Deutschland driftet unter der SPD und der CDU, angeführt vom Blackrock-Kanzler Merz und getrieben von der AfD immer weiter und rasanter nach rechts: Ob Hetze gegen arbeitslose Menschen, das An-den-Pranger-Stellen von Teilzeitarbeitnehmer*innen oder rechtswidriger rassistischer Grenzkontrollen innerhalb des Schengenraums. Ob das Zusammenstreichen der Klimaziele, Militarisierung der Gesellschaft im Zeitraffer, Wachstum über alles oder Arschkriecherei beim Faschisten Trump. Merz und seine Regierung sind sich keiner Dummheit und Brutalität zu schade. Da passt es wie die Faust auf’s Auge, wenn Geflüchteten das Leben so schwer wie möglich gemacht werden soll und ihnen noch das letzte bisschen Würde genommen wird, das ihnen nach einem Leben auf der Flucht geblieben ist.

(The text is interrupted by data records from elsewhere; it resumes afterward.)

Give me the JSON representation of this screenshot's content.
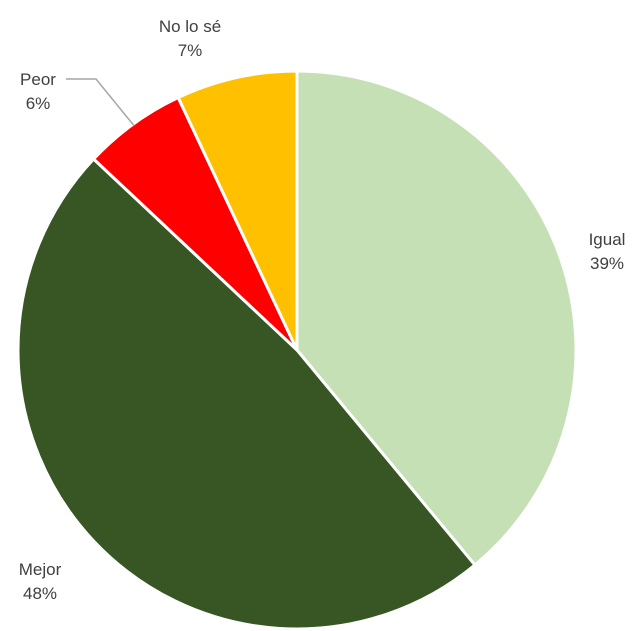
{
  "chart_data": {
    "type": "pie",
    "title": "",
    "start_angle_deg": 0,
    "direction": "clockwise",
    "slices": [
      {
        "name": "Igual",
        "value": 39,
        "label": "39%",
        "color": "#c5e0b4"
      },
      {
        "name": "Mejor",
        "value": 48,
        "label": "48%",
        "color": "#375623"
      },
      {
        "name": "Peor",
        "value": 6,
        "label": "6%",
        "color": "#ff0000"
      },
      {
        "name": "No lo sé",
        "value": 7,
        "label": "7%",
        "color": "#ffc000"
      }
    ],
    "slice_border_color": "#ffffff",
    "leader_line_color": "#a6a6a6",
    "legend": "none",
    "labels": "outside"
  }
}
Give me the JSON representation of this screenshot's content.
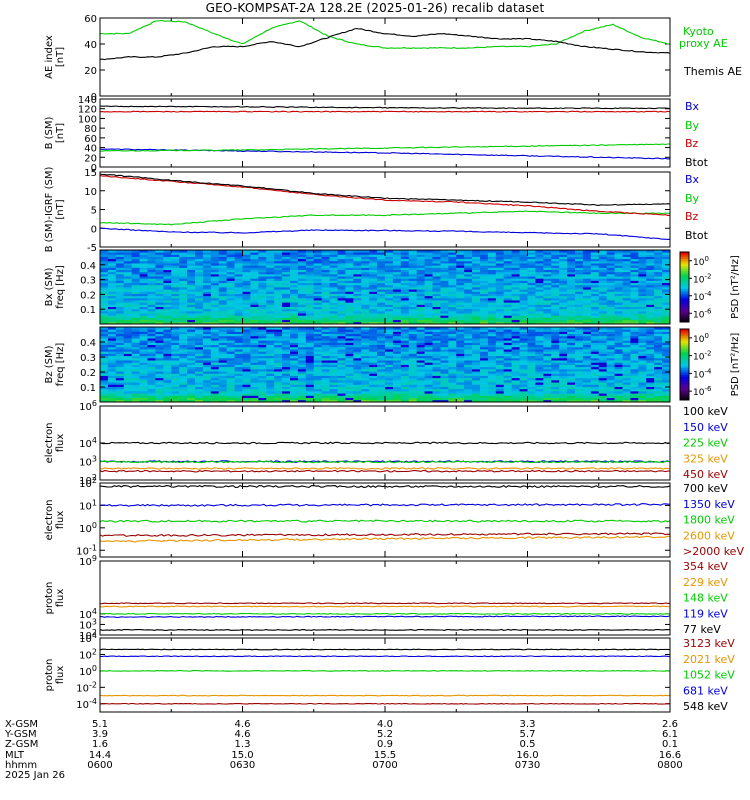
{
  "title": "GEO-KOMPSAT-2A 128.2E (2025-01-26) recalib dataset",
  "colors": {
    "black": "#000000",
    "green": "#00cc00",
    "red": "#cc0000",
    "blue": "#0000dd",
    "orange": "#e69500",
    "darkred": "#990000"
  },
  "chart_data": [
    {
      "type": "line",
      "id": "ae",
      "ylabel": "AE index [nT]",
      "ylim": [
        0,
        60
      ],
      "yticks": [
        0,
        20,
        40,
        60
      ],
      "x_range": [
        6.0,
        8.0
      ],
      "series": [
        {
          "name": "Kyoto proxy AE",
          "color": "#00cc00",
          "x": [
            6.0,
            6.1,
            6.2,
            6.3,
            6.4,
            6.5,
            6.6,
            6.7,
            6.8,
            6.9,
            7.0,
            7.1,
            7.2,
            7.3,
            7.4,
            7.5,
            7.6,
            7.7,
            7.8,
            7.9,
            8.0
          ],
          "y": [
            48,
            48,
            58,
            57,
            48,
            40,
            52,
            58,
            46,
            40,
            37,
            37,
            37,
            37,
            38,
            38,
            40,
            50,
            55,
            45,
            40
          ]
        },
        {
          "name": "Themis AE",
          "color": "#000000",
          "x": [
            6.0,
            6.1,
            6.2,
            6.3,
            6.4,
            6.5,
            6.6,
            6.7,
            6.8,
            6.9,
            7.0,
            7.1,
            7.2,
            7.3,
            7.4,
            7.5,
            7.6,
            7.7,
            7.8,
            7.9,
            8.0
          ],
          "y": [
            28,
            30,
            30,
            33,
            38,
            38,
            42,
            38,
            45,
            52,
            48,
            46,
            48,
            46,
            44,
            44,
            42,
            38,
            36,
            34,
            33
          ]
        }
      ]
    },
    {
      "type": "line",
      "id": "b",
      "ylabel": "B (SM) [nT]",
      "ylim": [
        0,
        140
      ],
      "yticks": [
        0,
        20,
        40,
        60,
        80,
        100,
        120,
        140
      ],
      "series": [
        {
          "name": "Bx",
          "color": "#0000dd",
          "x": [
            6.0,
            6.5,
            7.0,
            7.5,
            8.0
          ],
          "y": [
            37,
            33,
            29,
            23,
            17
          ]
        },
        {
          "name": "By",
          "color": "#00cc00",
          "x": [
            6.0,
            6.5,
            7.0,
            7.5,
            8.0
          ],
          "y": [
            33,
            35,
            39,
            43,
            47
          ]
        },
        {
          "name": "Bz",
          "color": "#cc0000",
          "x": [
            6.0,
            6.5,
            7.0,
            7.5,
            8.0
          ],
          "y": [
            114,
            114,
            114,
            114,
            114
          ]
        },
        {
          "name": "Btot",
          "color": "#000000",
          "x": [
            6.0,
            6.5,
            7.0,
            7.5,
            8.0
          ],
          "y": [
            125,
            124,
            122,
            121,
            121
          ]
        }
      ]
    },
    {
      "type": "line",
      "id": "db",
      "ylabel": "B (SM)-IGRF (SM) [nT]",
      "ylim": [
        -5,
        15
      ],
      "yticks": [
        -5,
        0,
        5,
        10,
        15
      ],
      "series": [
        {
          "name": "Bx",
          "color": "#0000dd",
          "x": [
            6.0,
            6.25,
            6.5,
            6.75,
            7.0,
            7.25,
            7.5,
            7.75,
            8.0
          ],
          "y": [
            0,
            -1,
            -1.2,
            -0.5,
            -0.6,
            -0.8,
            -1.2,
            -1.5,
            -3
          ]
        },
        {
          "name": "By",
          "color": "#00cc00",
          "x": [
            6.0,
            6.25,
            6.5,
            6.75,
            7.0,
            7.25,
            7.5,
            7.75,
            8.0
          ],
          "y": [
            1.5,
            1.0,
            2.5,
            3.5,
            3.5,
            4.0,
            4.5,
            4.0,
            4.0
          ]
        },
        {
          "name": "Bz",
          "color": "#cc0000",
          "x": [
            6.0,
            6.25,
            6.5,
            6.75,
            7.0,
            7.25,
            7.5,
            7.75,
            8.0
          ],
          "y": [
            14,
            12.5,
            11,
            9,
            7.5,
            7,
            6,
            4.5,
            3.5
          ]
        },
        {
          "name": "Btot",
          "color": "#000000",
          "x": [
            6.0,
            6.25,
            6.5,
            6.75,
            7.0,
            7.25,
            7.5,
            7.75,
            8.0
          ],
          "y": [
            14.5,
            12.8,
            11.3,
            9.3,
            8,
            7.5,
            7,
            6.2,
            6.5
          ]
        }
      ]
    },
    {
      "type": "heatmap",
      "id": "bx_spec",
      "ylabel": "Bx (SM) freq [Hz]",
      "ylim": [
        0,
        0.5
      ],
      "yticks": [
        0.1,
        0.2,
        0.3,
        0.4
      ],
      "colorbar_label": "PSD [nT^2/Hz]",
      "colorbar_ticks": [
        "10^0",
        "10^-2",
        "10^-4",
        "10^-6"
      ],
      "colorbar_range": [
        -7,
        1
      ]
    },
    {
      "type": "heatmap",
      "id": "bz_spec",
      "ylabel": "Bz (SM) freq [Hz]",
      "ylim": [
        0,
        0.5
      ],
      "yticks": [
        0.1,
        0.2,
        0.3,
        0.4
      ],
      "colorbar_label": "PSD [nT^2/Hz]",
      "colorbar_ticks": [
        "10^0",
        "10^-2",
        "10^-4",
        "10^-6"
      ],
      "colorbar_range": [
        -7,
        1
      ]
    },
    {
      "type": "line",
      "id": "e_low",
      "scale": "log",
      "ylabel": "electron flux",
      "ylim": [
        100,
        1000000
      ],
      "yticks": [
        "10^2",
        "10^3",
        "10^4",
        "10^6"
      ],
      "series": [
        {
          "name": "100 keV",
          "color": "#000000",
          "x": [
            6.0,
            8.0
          ],
          "y": [
            10000,
            10000
          ]
        },
        {
          "name": "150 keV",
          "color": "#0000dd",
          "x": [
            6.0,
            8.0
          ],
          "y": [
            1000,
            1000
          ]
        },
        {
          "name": "225 keV",
          "color": "#00cc00",
          "x": [
            6.0,
            8.0
          ],
          "y": [
            950,
            950
          ]
        },
        {
          "name": "325 keV",
          "color": "#e69500",
          "x": [
            6.0,
            8.0
          ],
          "y": [
            420,
            420
          ]
        },
        {
          "name": "450 keV",
          "color": "#990000",
          "x": [
            6.0,
            8.0
          ],
          "y": [
            300,
            300
          ]
        }
      ]
    },
    {
      "type": "line",
      "id": "e_high",
      "scale": "log",
      "ylabel": "electron flux",
      "ylim": [
        0.05,
        100
      ],
      "yticks": [
        "10^-1",
        "10^0",
        "10^1",
        "10^2"
      ],
      "series": [
        {
          "name": "700 keV",
          "color": "#000000",
          "x": [
            6.0,
            8.0
          ],
          "y": [
            70,
            70
          ]
        },
        {
          "name": "1350 keV",
          "color": "#0000dd",
          "x": [
            6.0,
            8.0
          ],
          "y": [
            10,
            11
          ]
        },
        {
          "name": "1800 keV",
          "color": "#00cc00",
          "x": [
            6.0,
            8.0
          ],
          "y": [
            2,
            2
          ]
        },
        {
          "name": "2600 keV",
          "color": "#e69500",
          "x": [
            6.0,
            8.0
          ],
          "y": [
            0.25,
            0.4
          ]
        },
        {
          "name": ">2000 keV",
          "color": "#990000",
          "x": [
            6.0,
            8.0
          ],
          "y": [
            0.45,
            0.55
          ]
        }
      ]
    },
    {
      "type": "line",
      "id": "p_high",
      "scale": "log",
      "ylabel": "proton flux",
      "ylim": [
        100,
        1000000000
      ],
      "yticks": [
        "10^2",
        "10^3",
        "10^4",
        "10^9"
      ],
      "series": [
        {
          "name": "354 keV",
          "color": "#990000",
          "x": [
            6.0,
            8.0
          ],
          "y": [
            100000,
            100000
          ]
        },
        {
          "name": "229 keV",
          "color": "#e69500",
          "x": [
            6.0,
            8.0
          ],
          "y": [
            50000,
            50000
          ]
        },
        {
          "name": "148 keV",
          "color": "#00cc00",
          "x": [
            6.0,
            8.0
          ],
          "y": [
            10000,
            10000
          ]
        },
        {
          "name": "119 keV",
          "color": "#0000dd",
          "x": [
            6.0,
            8.0
          ],
          "y": [
            5000,
            6000
          ]
        },
        {
          "name": "77 keV",
          "color": "#000000",
          "x": [
            6.0,
            8.0
          ],
          "y": [
            300,
            300
          ]
        }
      ]
    },
    {
      "type": "line",
      "id": "p_low",
      "scale": "log",
      "ylabel": "proton flux",
      "ylim": [
        1e-05,
        10000
      ],
      "yticks": [
        "10^-4",
        "10^-2",
        "10^0",
        "10^2",
        "10^4"
      ],
      "series": [
        {
          "name": "3123 keV",
          "color": "#990000",
          "x": [
            6.0,
            8.0
          ],
          "y": [
            0.0001,
            0.0001
          ]
        },
        {
          "name": "2021 keV",
          "color": "#e69500",
          "x": [
            6.0,
            8.0
          ],
          "y": [
            0.001,
            0.001
          ]
        },
        {
          "name": "1052 keV",
          "color": "#00cc00",
          "x": [
            6.0,
            8.0
          ],
          "y": [
            1,
            1
          ]
        },
        {
          "name": "681 keV",
          "color": "#0000dd",
          "x": [
            6.0,
            8.0
          ],
          "y": [
            60,
            60
          ]
        },
        {
          "name": "548 keV",
          "color": "#000000",
          "x": [
            6.0,
            8.0
          ],
          "y": [
            400,
            400
          ]
        }
      ]
    }
  ],
  "ephemeris": {
    "labels": [
      "X-GSM",
      "Y-GSM",
      "Z-GSM",
      "MLT",
      "hhmm",
      "2025 Jan 26"
    ],
    "columns": [
      {
        "values": [
          "5.1",
          "3.9",
          "1.6",
          "14.4",
          "0600"
        ]
      },
      {
        "values": [
          "4.6",
          "4.6",
          "1.3",
          "15.0",
          "0630"
        ]
      },
      {
        "values": [
          "4.0",
          "5.2",
          "0.9",
          "15.5",
          "0700"
        ]
      },
      {
        "values": [
          "3.3",
          "5.7",
          "0.5",
          "16.0",
          "0730"
        ]
      },
      {
        "values": [
          "2.6",
          "6.1",
          "0.1",
          "16.6",
          "0800"
        ]
      }
    ]
  }
}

Mit der Einführung der Bezahlkarte für Asylbewerber*innen wurde dem Kontroll- und Repressionssystem, das gegen sie aufgebaut wurde, noch eins oben drauf gesetzt: Die Bezahlkarte schränkt das selbstbestimmte Einkaufen ein und die Einkaufsmöglichkeiten können im Zweifelsfall immer weiter eingeschränkt werden. Schon jetzt verweigern einzelne Supermärkte in Racial-Profiling-Manier Geflüchteten den Kauf von Gutscheinen, um zu verhindern, dass sie diese bei Tauschbörsen gegen Bargeld eintauschen können. Immer wieder werden Stimmen in der Politik laut, die fordern, Gutscheintauschbörsen zu illegalisieren.
Die Reform des Gemeinsamen Europäischen Asylsystems GEAS soll im Juni 2026 in Kraft treten. Die Festung Europa wird nach dieser Reform noch enger abgesichert gegen Menschen, die in ihr Zuflucht und Schutz vor Krieg, Hunger, Verfolgung und den Folgen der Klimakatastrophe suchen oder dort einfach nur auf ein besseres Leben hoffen. Sie sollen erst gar nicht reingelassen, sondern an den Außengrenzen gesammelt und zurückgeschickt werden. Weit weg von kritischen Menschen und Organisationen werden Pushbacks, menschenunwürdige Lager und andere Grausamkeiten zunehmen. Die Botschaft ist klar: Kommt erst gar nicht zu uns! Wir wollen euch nicht!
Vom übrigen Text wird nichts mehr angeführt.